All in all, Agents of S.H.I.E.L.D. has quite a specific target audience: we’ll see if this turns out to be its strength or its weakness.
The Goldbergs is probably the most disappointing series of this fall.
Althought in theory it seemed like a good idea, in fact The Goldbergs is but another family comedy. And a pretty mediocre one, I dare say: a rowdy father and an overbearing mother with a silly teenage daughter and a moronic son. Neither one of the other two characters, the youngest son and Pop, are really original. The show is but a déjà-vu only with brighter colors and an 80s vibe.
It definitely doesn’t hold a candle to a Modern Family and it does not use the anachronistic factor to its advantage, like That ‘70s Show did.
So… why bother?
It would probably be the only reason to keep my tv set tuned on ABC during The Goldbergs: Trophy Wife isn’t the best around but it sure makes you laugh.

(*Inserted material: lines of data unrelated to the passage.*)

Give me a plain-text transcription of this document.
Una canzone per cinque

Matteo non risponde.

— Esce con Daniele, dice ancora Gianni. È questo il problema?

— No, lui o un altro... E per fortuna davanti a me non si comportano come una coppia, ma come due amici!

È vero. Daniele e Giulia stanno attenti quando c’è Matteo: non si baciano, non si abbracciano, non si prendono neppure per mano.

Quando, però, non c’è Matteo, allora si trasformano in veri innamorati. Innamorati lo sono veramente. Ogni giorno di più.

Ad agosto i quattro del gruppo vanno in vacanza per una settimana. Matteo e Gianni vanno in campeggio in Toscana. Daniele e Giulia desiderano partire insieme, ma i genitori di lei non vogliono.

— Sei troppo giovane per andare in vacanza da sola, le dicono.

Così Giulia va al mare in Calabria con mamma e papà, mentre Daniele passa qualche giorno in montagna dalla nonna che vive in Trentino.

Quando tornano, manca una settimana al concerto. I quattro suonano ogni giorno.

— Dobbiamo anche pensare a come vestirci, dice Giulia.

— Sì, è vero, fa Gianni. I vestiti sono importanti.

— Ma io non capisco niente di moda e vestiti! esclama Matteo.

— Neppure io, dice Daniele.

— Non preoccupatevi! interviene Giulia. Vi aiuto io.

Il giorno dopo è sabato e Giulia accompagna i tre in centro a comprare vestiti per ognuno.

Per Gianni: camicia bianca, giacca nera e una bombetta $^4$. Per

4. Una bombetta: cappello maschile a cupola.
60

Despite the scripts being still far from a Modern Family level (my Emmy Award and Golden Globe winning standard for American sitcoms), the main characters are well-rounded.
I found the first episode fun to watch, but the second hooked me: little Bert with his This Little Piggy was incredibly cute, and I loved the shower police scene.
I just don’t like Bailee Madison’s (over-)acting (already seen in the role of young Snow White in Once Upon a Time), I really don’t see all this talent in her.
On the other hand, Malin Åkerman is simply STUNNING!!!
One last thing: don’t let the title put you off. As executive producer Lee Eisenberg explained, “The title we always meant to be ironic”.
What about Lucky 7? I guess there’s no point in talking about it now. It was one of the first show to be axed. Rightly so, I think: the characters were flat, with no appeal whatsoever. But it didn’t take me long to understand the real problem: Lucky 7 was based on a British series.
Now, one of the sacred rule of television is: if a TV show is originally British, then it deserves to be watched in its original version. I guarantee you, you won’t be able to watch the remake after that. The U.S. version rarely survives. Lucky 7 proves my point.